In un paio di ore, il post è stato letto centinaia di volte. Ha inoltre ottenuto alcune decine di OK di approvazione su Ok-Notizie. Tutto questo nonostante che il post riportasse di proposito una tavola anatomica in cui si dimostrava che gli incisivi umani erano proprio otto (quattro superiori e quattro inferiori).  Tuttavia solo pochissimi lettori più attenti dimostravano il proprio dissenso dal post o facevano rilevare che in questo caso Il Giornale ci aveva azzeccato. Come volevasi dimostrare.

4 – La “tweetizzazione” della comunicazione sul WEB. La comunicazione via WEB purtroppo ha molti limiti : i post non vengono letti, vengono solo “guardati”; si dà un’occhiata al titolo o ad una foto.
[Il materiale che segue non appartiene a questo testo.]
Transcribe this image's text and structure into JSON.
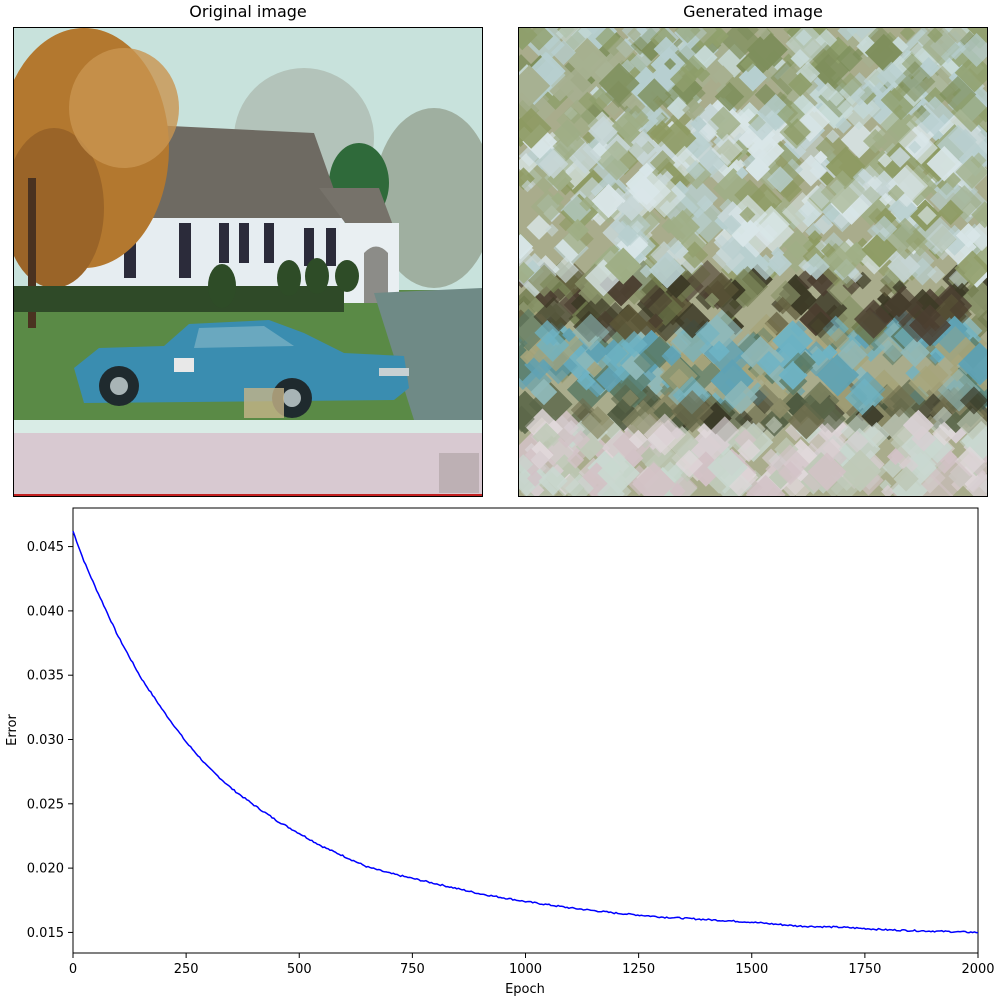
{
  "figure": {
    "original_title": "Original image",
    "generated_title": "Generated image"
  },
  "colors": {
    "line": "#0000ff",
    "sky": "#c9e3de",
    "grass": "#5e8a48",
    "car": "#3a8fb0",
    "house": "#e8eef0",
    "tree": "#b0772e"
  },
  "chart_data": {
    "type": "line",
    "title": "",
    "xlabel": "Epoch",
    "ylabel": "Error",
    "xlim": [
      0,
      2000
    ],
    "ylim": [
      0.0134,
      0.048
    ],
    "xticks": [
      "0",
      "250",
      "500",
      "750",
      "1000",
      "1250",
      "1500",
      "1750",
      "2000"
    ],
    "yticks": [
      "0.015",
      "0.020",
      "0.025",
      "0.030",
      "0.035",
      "0.040",
      "0.045"
    ],
    "grid": false,
    "series": [
      {
        "x": [
          0,
          25,
          50,
          100,
          150,
          200,
          250,
          300,
          350,
          400,
          450,
          500,
          550,
          600,
          650,
          700,
          750,
          800,
          900,
          1000,
          1100,
          1200,
          1300,
          1400,
          1500,
          1600,
          1700,
          1800,
          1900,
          2000
        ],
        "y": [
          0.0462,
          0.0438,
          0.0418,
          0.038,
          0.0348,
          0.0322,
          0.0298,
          0.0278,
          0.0262,
          0.0249,
          0.0237,
          0.0227,
          0.0217,
          0.0209,
          0.0201,
          0.0196,
          0.0192,
          0.0188,
          0.018,
          0.0174,
          0.0169,
          0.0165,
          0.0162,
          0.016,
          0.0158,
          0.0155,
          0.0154,
          0.0152,
          0.0151,
          0.015
        ]
      }
    ]
  }
}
Se riflettono gli stereotipi del lettore, costui incamera acriticamente l’informazione, anche se nel corpo del post c’è una evidente smentita a quanto affermato nel titolo (a ben guardare, questa è la stessa tecnica usata spesso su Il Giornale). 

L’utente WEB va di fretta e spesso preferisce il tweet al post lungo e complesso; lo slogan si sostituisce al ragionamento e alla riflessione, così come il vaffanculo e il dito medio alla critica e al confronto articolato. Analogamente il semplicismo programmatico di molti talebani prima leghisti, poi berlusconiani e oggi grillisti trascura la complessità della gestione della cosa pubblica e dell’economia globalizzata e lascia spazio alla demagogia populista.

Per quanto riguarda le caratteristiche e i limiti della democrazia via WEB, poi ci sarebbe da parlare di  marketing virale, di ruolo degli influencer, di oclocrazia, di controllo delle reti. Ma riprenderemo più avanti il discorso.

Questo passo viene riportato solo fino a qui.